In moments of sheer panic, when I realise I'm going to bring a child into the world and raise it to contribute to society (or forever be judged) I turn to these brownies. They actually lasted more than two days in this house, which surprised me a lot.
We've been here three weeks already. It has gone so fast. I can hardly remember the flat and I think that shows just how 'at home' we feel here. Our next project is to start putting the nursery together. I really want to get this done in September, which might seem early but I like to be prepared and baby will be here in 16 weeks (more or less!). If it gets to October and we still haven't so much as built the cot I will be found in the kitchen baking these.

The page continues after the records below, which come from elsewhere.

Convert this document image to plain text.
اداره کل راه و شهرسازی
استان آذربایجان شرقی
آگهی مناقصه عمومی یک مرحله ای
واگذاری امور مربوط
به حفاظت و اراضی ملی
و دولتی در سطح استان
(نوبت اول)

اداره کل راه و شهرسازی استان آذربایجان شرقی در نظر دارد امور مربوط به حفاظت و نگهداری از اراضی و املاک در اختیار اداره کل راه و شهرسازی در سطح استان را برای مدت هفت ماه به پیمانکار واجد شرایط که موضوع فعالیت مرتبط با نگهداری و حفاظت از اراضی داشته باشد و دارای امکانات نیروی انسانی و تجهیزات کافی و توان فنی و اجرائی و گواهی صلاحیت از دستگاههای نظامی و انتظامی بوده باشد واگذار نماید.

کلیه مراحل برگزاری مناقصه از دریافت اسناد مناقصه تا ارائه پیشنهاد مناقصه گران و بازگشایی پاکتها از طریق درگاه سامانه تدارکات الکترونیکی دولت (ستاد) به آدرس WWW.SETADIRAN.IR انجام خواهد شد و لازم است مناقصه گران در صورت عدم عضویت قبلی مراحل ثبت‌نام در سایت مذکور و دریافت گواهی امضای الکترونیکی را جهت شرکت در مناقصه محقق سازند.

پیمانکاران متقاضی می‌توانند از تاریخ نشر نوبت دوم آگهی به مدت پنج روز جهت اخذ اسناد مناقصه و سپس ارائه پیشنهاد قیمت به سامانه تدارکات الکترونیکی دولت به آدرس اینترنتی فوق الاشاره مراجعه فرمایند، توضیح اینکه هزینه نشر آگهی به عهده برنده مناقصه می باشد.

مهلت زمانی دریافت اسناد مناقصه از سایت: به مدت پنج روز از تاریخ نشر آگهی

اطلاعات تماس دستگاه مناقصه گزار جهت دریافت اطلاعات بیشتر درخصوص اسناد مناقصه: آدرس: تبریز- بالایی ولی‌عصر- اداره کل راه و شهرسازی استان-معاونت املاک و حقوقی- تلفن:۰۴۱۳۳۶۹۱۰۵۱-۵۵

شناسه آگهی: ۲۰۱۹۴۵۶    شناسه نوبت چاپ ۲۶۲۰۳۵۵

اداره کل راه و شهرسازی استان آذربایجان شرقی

Brown Butter Dark Chocolate Brownies
(adapted from Lily Vanilli's Sweet Tooth)
300g dark chocolate, broken up
300g unsalted butter
400g caster sugar
80g cocoa powder
130g self raising flour
70g plain flour
50g salted pistachios
100g white chocolate chunks
Sprinkle of sea salt
- Preheat the oven to 180 C/350 F. Grease and line a large rectangle brownie tin (mine is about 30cm long) and set aside.
- Whisk the eggs in a bowl and add in the broken up chocolate.
- Start by browning the butter - this is a great how-to. Once it smells delicious and nutty and is foaming on top, remove from the heat and let the foam die down.
- Mix in the sugar and whisk until dissolved. Add the butter/sugar mix to the eggs and chocolate and keep stirring until the chocolate has melted and the mixture is smooth.
- In a separate bowl, whisk the cocoa powder and flours together and fold into the liquid ingredients.
- Stir in the pistachios and white chocolate chunks.
- Pour into the brownie tin, sprinkle over the salt and bake for 18-20 minutes, until the top is crispy and it wobbles a little.
- Remove from the oven and let cool in the tin before slicing up (or diving right in!).